天井から吊り下げられ、ゆっくり回転するドクロの彫刻は、近付くと更に小さな千個余りのドクロのオブジェで構成されています。このドクロはエンジンオイルが入っていたプラスティク容器等をリサイクルして作られたもので、一つ一つの額の部分に、カミンが日々の瞑想と考察から得た短いフレーズが描かれています。
壁面には一面、5年以上にわたり日記の様に制作されてきたドローイングが並べられています。このシリーズには、日々の出来事の記録として新聞記事や手紙、飛行機のチケットや買物のレシート等がコラージュされ、その上にそれらの出来事に対する省察をまとめた言葉とドクロの輪郭が描かれています。上の写真では、一昨年に新潟の「水と土の芸術祭」に参加した際の地図やチラシが見られます。
別室では、前回の展覧会で展示されたペインティング2点と、4年掛りでついに完成した楽焼とブロンズのドクロの彫刻それぞれ12体の一部が展示されています。今秋Art-U roomで開催する展覧会では、こちらの楽焼とブロンズの彫刻を展示する予定です。12のイメージの中には既に完売となってしまったものもありますが、ご関心のある方にはイメージと詳細をお送り致しますのでメール等にてお問い合わせください。
*ナムトン・ギャラリーのFBサイトにて、今回の展示の更に詳しい写真が多数掲載されています。

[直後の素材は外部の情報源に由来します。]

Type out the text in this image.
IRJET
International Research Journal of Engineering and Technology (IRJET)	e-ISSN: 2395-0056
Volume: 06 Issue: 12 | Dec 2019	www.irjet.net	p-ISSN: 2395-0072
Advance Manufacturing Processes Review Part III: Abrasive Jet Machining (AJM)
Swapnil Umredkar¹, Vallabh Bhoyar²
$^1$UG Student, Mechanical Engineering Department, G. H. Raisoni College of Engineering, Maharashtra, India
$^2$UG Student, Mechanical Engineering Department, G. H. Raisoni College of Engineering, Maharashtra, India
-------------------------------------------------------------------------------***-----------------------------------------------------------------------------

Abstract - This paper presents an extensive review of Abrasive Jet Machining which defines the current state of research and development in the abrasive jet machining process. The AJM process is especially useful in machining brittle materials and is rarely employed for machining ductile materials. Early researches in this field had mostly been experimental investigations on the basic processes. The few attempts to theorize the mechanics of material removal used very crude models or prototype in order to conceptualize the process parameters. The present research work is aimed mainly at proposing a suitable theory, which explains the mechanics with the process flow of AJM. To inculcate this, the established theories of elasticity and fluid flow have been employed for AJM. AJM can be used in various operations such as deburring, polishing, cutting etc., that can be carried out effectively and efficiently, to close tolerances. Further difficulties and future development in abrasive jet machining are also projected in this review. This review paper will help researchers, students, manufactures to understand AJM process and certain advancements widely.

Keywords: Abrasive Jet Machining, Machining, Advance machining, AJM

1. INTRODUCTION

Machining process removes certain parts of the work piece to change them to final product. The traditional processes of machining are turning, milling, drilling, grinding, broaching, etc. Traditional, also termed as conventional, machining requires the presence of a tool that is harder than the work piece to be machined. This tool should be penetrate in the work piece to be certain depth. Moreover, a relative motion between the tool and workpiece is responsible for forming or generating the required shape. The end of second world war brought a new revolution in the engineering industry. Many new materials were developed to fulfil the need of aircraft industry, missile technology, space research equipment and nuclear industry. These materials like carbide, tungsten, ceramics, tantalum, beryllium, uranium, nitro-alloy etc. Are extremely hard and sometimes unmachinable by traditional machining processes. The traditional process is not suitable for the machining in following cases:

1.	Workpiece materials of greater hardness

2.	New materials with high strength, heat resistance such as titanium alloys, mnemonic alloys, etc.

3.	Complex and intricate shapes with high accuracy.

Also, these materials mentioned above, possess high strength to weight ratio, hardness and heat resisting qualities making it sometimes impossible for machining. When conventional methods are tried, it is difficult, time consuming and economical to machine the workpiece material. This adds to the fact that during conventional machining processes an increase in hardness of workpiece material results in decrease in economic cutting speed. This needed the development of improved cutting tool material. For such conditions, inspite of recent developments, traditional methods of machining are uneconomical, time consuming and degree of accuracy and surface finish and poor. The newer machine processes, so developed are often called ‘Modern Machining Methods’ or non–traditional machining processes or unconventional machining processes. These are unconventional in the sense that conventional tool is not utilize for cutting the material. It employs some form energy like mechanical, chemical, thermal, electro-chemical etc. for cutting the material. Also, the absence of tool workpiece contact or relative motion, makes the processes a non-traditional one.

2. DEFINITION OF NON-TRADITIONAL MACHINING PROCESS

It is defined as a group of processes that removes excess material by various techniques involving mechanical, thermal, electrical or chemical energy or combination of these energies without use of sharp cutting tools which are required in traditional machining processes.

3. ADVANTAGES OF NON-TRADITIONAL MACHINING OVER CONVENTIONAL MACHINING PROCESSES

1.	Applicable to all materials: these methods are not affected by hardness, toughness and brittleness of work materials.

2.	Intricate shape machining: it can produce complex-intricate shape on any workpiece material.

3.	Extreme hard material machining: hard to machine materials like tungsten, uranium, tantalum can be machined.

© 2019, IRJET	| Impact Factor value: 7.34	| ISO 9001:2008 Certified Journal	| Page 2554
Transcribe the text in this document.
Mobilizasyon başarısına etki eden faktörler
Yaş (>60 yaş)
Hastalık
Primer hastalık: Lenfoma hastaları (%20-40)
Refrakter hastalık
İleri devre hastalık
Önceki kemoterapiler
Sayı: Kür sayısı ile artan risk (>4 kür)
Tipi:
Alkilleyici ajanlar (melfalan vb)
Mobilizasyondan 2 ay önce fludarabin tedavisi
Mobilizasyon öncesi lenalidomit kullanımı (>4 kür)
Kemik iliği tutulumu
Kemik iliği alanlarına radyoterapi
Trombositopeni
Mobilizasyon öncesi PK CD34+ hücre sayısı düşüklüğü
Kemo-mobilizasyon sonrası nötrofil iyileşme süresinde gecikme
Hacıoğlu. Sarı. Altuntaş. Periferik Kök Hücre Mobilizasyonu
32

今回二回目の開催となるこのフェアには、約20のギャラリーや団体が参加。こちらの部屋ではチェンマイでGallery Seascapeを運営するアーティストTorlarp Larpjaroensookが展示。
こちらはバンコクのH Galleryの部屋。家具を取っ払い直接窓ガラス全面にビルのシルエットを浮かび上がらせたインスタレーションを展示。手前はキュレーターのブライアンさん。
時間は前後しますが、バンコクに行く前に立ち寄ったチェンマイでは、カミンの旧友のアーティスト、タイウィジット・ペンカセムソンブーンさんの自宅兼アトリエにお邪魔してきました。タイウィジットはカミンと同じくシラパコーン大学の版画科を卒業し、廃材を組み合わせたユニークな家具や彫刻で特に成功を収めました。最近は特に平面作品の制作に力を入れているとのことで、長年にわたるおびただしい数のドローイング作品を見せて頂きました。
アトリエのタイウィジットさん。訪ねた時はちょうどアトリエの拡張工事中で、完成後には更に大きいサイズの絵が描けると喜んでいました。
自身で設計された建物には、鯉が泳ぐ池があったり屋根裏の隠れ家のような空間があったりとわくわく感満点の作り。庭にもあちこちに自分でデザインした植木鉢や枯れ葉を溜める人型のオブジェ等が置かれています。
以前チェンマイ市内にあった伝説のデザインショップ'MO'の内装を手掛けたのもタイウィジットさん。残念ながら今は無くなったそのショップを彷彿させるオブジェの配置。
タイウィジットさんの愛犬。マンゴーが美味しいこの季節にタイで欠かせないおやつ「カオニャオ・マムアン」をじっと狙っています。